Add testdata for Analytics based on Tines new Excel
Closed this issue ยท 10 comments
See attached file.
The line-data from this excel-file would be perfect for the Reporting BC too. The test-data in Reporting right now is very limited. Should we create a separate issue for that @cathinkaw or can this issue include testdata for both BCs?
Very good point, @esp0 ! I think that should be a separate issue as they are separate bounded context. But it can of course links to this and if someone takes it after this one is done they can maybe be inspired by what has been done here? Can you create it?

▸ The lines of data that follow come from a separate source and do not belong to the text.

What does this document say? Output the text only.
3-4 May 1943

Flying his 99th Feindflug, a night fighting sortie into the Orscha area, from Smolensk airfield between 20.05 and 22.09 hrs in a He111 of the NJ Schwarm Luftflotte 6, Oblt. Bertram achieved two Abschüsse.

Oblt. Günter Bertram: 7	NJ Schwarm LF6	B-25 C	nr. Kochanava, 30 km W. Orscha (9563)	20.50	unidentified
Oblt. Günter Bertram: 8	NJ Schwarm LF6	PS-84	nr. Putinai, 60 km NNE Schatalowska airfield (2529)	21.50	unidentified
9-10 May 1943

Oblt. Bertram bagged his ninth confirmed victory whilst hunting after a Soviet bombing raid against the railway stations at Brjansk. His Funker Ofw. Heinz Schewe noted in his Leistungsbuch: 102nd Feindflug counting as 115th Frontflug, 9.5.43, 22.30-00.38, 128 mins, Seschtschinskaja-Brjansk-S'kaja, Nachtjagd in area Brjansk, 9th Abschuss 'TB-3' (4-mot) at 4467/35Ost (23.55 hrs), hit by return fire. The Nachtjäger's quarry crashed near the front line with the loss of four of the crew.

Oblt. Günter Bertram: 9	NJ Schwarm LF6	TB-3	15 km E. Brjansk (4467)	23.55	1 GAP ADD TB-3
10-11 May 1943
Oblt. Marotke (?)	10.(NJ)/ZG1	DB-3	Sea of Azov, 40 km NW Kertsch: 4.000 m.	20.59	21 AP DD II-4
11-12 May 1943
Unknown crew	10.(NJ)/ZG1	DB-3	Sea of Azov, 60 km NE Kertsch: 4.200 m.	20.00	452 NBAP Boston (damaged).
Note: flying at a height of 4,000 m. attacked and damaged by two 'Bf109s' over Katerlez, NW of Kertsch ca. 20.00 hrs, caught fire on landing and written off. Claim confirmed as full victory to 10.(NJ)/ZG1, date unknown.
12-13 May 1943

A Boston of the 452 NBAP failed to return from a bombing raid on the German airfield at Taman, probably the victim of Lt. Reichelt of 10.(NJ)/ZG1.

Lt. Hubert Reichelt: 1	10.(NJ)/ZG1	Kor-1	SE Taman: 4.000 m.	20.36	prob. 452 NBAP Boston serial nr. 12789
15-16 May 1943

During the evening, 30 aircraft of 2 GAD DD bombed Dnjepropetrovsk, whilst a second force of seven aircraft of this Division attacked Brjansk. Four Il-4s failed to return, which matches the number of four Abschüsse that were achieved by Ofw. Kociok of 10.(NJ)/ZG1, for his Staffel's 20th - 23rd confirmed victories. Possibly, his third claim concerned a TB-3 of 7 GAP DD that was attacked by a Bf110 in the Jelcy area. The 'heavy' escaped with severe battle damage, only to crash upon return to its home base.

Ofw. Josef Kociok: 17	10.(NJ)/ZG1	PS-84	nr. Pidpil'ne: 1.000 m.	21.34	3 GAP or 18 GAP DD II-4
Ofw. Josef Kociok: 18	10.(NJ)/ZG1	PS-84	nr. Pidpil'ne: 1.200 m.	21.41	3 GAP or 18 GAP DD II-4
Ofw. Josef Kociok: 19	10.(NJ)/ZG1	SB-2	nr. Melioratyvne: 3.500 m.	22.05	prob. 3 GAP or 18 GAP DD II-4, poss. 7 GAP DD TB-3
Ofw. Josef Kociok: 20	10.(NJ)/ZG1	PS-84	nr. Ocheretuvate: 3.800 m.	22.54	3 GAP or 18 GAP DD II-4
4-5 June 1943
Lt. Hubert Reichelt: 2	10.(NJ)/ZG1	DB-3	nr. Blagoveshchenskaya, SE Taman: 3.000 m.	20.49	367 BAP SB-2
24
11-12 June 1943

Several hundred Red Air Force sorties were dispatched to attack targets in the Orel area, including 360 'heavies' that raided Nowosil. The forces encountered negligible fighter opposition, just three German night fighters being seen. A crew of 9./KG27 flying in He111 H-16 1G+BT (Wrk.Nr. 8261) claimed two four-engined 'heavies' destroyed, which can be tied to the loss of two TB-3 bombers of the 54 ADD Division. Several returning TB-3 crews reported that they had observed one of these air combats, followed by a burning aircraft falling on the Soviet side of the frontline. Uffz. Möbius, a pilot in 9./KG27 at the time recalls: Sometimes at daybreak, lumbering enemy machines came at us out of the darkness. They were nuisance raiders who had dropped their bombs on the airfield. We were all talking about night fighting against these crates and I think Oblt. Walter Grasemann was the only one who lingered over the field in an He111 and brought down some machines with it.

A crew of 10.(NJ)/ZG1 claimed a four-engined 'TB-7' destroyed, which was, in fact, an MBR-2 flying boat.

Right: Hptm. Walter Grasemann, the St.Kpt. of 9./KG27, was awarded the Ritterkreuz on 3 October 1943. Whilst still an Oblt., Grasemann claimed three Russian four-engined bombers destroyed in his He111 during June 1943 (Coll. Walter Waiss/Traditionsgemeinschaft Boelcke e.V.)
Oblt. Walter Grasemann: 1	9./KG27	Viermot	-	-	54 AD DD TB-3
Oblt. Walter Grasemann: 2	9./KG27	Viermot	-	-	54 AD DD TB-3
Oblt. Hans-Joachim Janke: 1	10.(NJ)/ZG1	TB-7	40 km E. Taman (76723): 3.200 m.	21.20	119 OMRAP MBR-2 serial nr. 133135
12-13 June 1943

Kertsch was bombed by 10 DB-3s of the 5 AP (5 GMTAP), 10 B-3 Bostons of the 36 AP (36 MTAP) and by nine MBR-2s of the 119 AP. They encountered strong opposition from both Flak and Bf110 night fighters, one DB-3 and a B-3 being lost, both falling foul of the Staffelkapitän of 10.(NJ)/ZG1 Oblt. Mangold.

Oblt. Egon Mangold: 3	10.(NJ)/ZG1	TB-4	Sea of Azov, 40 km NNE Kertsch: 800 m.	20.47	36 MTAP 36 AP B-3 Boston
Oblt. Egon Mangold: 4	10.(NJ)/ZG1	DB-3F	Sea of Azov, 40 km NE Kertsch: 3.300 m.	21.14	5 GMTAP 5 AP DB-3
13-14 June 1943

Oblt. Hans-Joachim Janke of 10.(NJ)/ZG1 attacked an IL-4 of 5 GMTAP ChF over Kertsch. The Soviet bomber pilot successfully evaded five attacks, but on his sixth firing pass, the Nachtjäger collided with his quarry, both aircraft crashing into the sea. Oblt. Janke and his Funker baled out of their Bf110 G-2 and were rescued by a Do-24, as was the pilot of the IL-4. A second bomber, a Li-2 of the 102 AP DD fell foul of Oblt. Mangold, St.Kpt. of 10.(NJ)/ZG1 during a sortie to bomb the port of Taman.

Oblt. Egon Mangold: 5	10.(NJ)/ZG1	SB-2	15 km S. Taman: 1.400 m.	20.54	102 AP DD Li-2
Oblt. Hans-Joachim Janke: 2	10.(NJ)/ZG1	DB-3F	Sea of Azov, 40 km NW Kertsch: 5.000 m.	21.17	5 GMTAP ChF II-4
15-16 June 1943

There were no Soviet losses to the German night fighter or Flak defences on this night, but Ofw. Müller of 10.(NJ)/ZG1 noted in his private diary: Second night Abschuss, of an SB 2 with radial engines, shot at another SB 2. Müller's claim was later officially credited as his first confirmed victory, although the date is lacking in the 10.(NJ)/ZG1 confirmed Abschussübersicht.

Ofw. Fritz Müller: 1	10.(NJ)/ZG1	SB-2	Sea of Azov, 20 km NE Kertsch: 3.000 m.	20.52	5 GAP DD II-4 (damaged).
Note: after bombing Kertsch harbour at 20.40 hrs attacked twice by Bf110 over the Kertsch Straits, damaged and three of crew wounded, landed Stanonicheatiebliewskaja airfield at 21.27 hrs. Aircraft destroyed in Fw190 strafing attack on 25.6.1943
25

@agnetedjupvik i just got a new version of the testdata file from @tineml. I updated the one in the issue description ๐
Question: The data format is changed in the new test data (see the old format here. Should I change it so that the new format applies everywhere? There aren't that many changes, and the new format mostly expands on the old one.
Alternatively, we can keep them both for now.
This is a quick overview of their two:
Old format | New format |
---|---|
CaseReportId | |
DataCollectorId | DataCollector |
HealthRisk | HealthRisk |
Origin | |
Message | |
NumberOfMalesUnder5 | MalesUnder5 |
NumberOfMalesAged5AndOlder | MalesOver5 |
NumberOfFemalesUnder5 | Under5 |
Total | |
Male | |
Female | |
Longitude | LatLong |
Latitude | |
Timestamp | Time |
Date | |
Date2 | |
Time | |
ISOWeek | |
Status | |
Region | |
District | |
village |
Good point!!! There have probably been some versions of testdata and also of the platform.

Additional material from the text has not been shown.